Dr. Mindell received his B.S. degree in Molecular Biophysics and Biochemistry from Yale University in 1986. In 1994 he received his M.D. and Ph.D. degrees from the Albert Einstein College of Medicine, where he worked with Alan Finkelstein studying the structure and function of ion channels formed by diphtheria toxin. After a residency in internal medicine at Brigham and Women's Hospital, Dr. Mindell did post-doctoral work with Chris Miller at Brandeis University; there he focused on structural and functional characterization of ClC-type chloride channels using cryoelectron microscopy and other approaches. Dr. Mindell joined NINDS as an investigator in 2002. His laboratory is using a combination of structural and functional approaches to answer mechanistic questions regarding ClC channels and other anion transport proteins.

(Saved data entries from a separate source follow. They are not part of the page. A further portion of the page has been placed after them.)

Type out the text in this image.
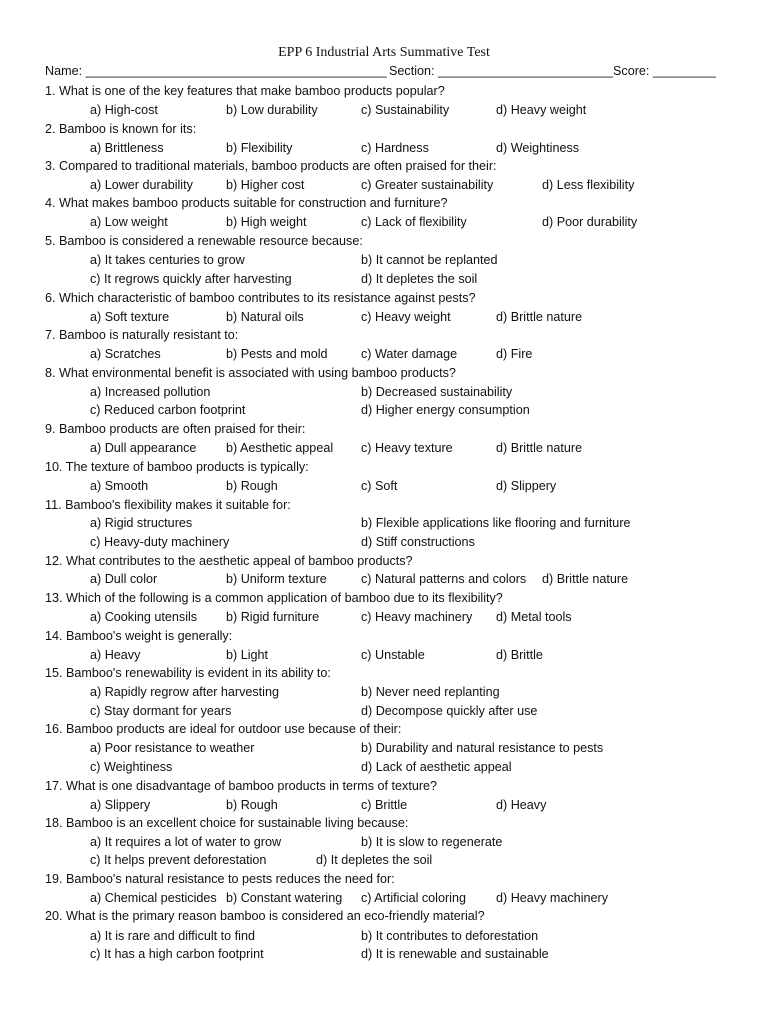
EPP 6 Industrial Arts Summative Test
Name: ___________________________________________ Section: _________________________ Score: _________
1. What is one of the key features that make bamboo products popular?
a) High-cost	b) Low durability	c) Sustainability	d) Heavy weight
2. Bamboo is known for its:
a) Brittleness	b) Flexibility	c) Hardness	d) Weightiness
3. Compared to traditional materials, bamboo products are often praised for their:
a) Lower durability	b) Higher cost	c) Greater sustainability	d) Less flexibility
4. What makes bamboo products suitable for construction and furniture?
a) Low weight	b) High weight	c) Lack of flexibility	d) Poor durability
5. Bamboo is considered a renewable resource because:
a) It takes centuries to grow	b) It cannot be replanted
c) It regrows quickly after harvesting	d) It depletes the soil
6. Which characteristic of bamboo contributes to its resistance against pests?
a) Soft texture	b) Natural oils	c) Heavy weight	d) Brittle nature
7. Bamboo is naturally resistant to:
a) Scratches	b) Pests and mold	c) Water damage	d) Fire
8. What environmental benefit is associated with using bamboo products?
a) Increased pollution	b) Decreased sustainability
c) Reduced carbon footprint	d) Higher energy consumption
9. Bamboo products are often praised for their:
a) Dull appearance b) Aesthetic appeal c) Heavy texture	d) Brittle nature
10. The texture of bamboo products is typically:
a) Smooth	b) Rough	c) Soft	d) Slippery
11. Bamboo's flexibility makes it suitable for:
a) Rigid structures	b) Flexible applications like flooring and furniture
c) Heavy-duty machinery	d) Stiff constructions
12. What contributes to the aesthetic appeal of bamboo products?
a) Dull color	b) Uniform texture	c) Natural patterns and colors d) Brittle nature
13. Which of the following is a common application of bamboo due to its flexibility?
a) Cooking utensils b) Rigid furniture	c) Heavy machinery d) Metal tools
14. Bamboo's weight is generally:
a) Heavy	b) Light	c) Unstable	d) Brittle
15. Bamboo's renewability is evident in its ability to:
a) Rapidly regrow after harvesting	b) Never need replanting
c) Stay dormant for years	d) Decompose quickly after use
16. Bamboo products are ideal for outdoor use because of their:
a) Poor resistance to weather	b) Durability and natural resistance to pests
c) Weightiness	d) Lack of aesthetic appeal
17. What is one disadvantage of bamboo products in terms of texture?
a) Slippery	b) Rough	c) Brittle	d) Heavy
18. Bamboo is an excellent choice for sustainable living because:
a) It requires a lot of water to grow	b) It is slow to regenerate
c) It helps prevent deforestation	d) It depletes the soil
19. Bamboo's natural resistance to pests reduces the need for:
a) Chemical pesticides b) Constant watering c) Artificial coloring d) Heavy machinery
20. What is the primary reason bamboo is considered an eco-friendly material?
a) It is rare and difficult to find	b) It contributes to deforestation
c) It has a high carbon footprint	d) It is renewable and sustainable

The Membrane Transport Biophysics Unit focuses on understanding the physical principles governing membrane-protein function. Our major model proteins are members of the ClC family of anion-transport proteins. Use a combination of biochemical and physiological approaches, we seek to understand the protein elements mediating chloride selectivity as well as those involved in regulating the passage of ions across the membrane. Recent developments, including the determination of a high-resolution structure of a bacterial ClC, have allowed us to focus our attention on particular regions of these proteins, which we explore with combinations of biochemistry, genetic mutation, and electrical recordings.
Currently, we are using fluorescence-based methods to determine the nature and magnitude of conformational changes involved in the transport mechanism of ClC-ec1. We also measure the chloride and proton fluxes through these transporters using electrical recordings in lipid bilayer membranes as a means to probe the functional behavior of these proteins.
We are also interested in other transport proteins. Bacterial genome projects continue to reveal that these so-called ‘lower’ organisms express membrane proteins which are remarkably similar to their physiologically important mammalian cousins. Furthermore, compared to their ‘higher’ counterparts, these bacterial proteins are often more chemically stable and are easier to purify in large quantities, rendering them amenable to structural analysis. We have expressed several such proteins, and are pursuing more detailed analysis of their function and architecture.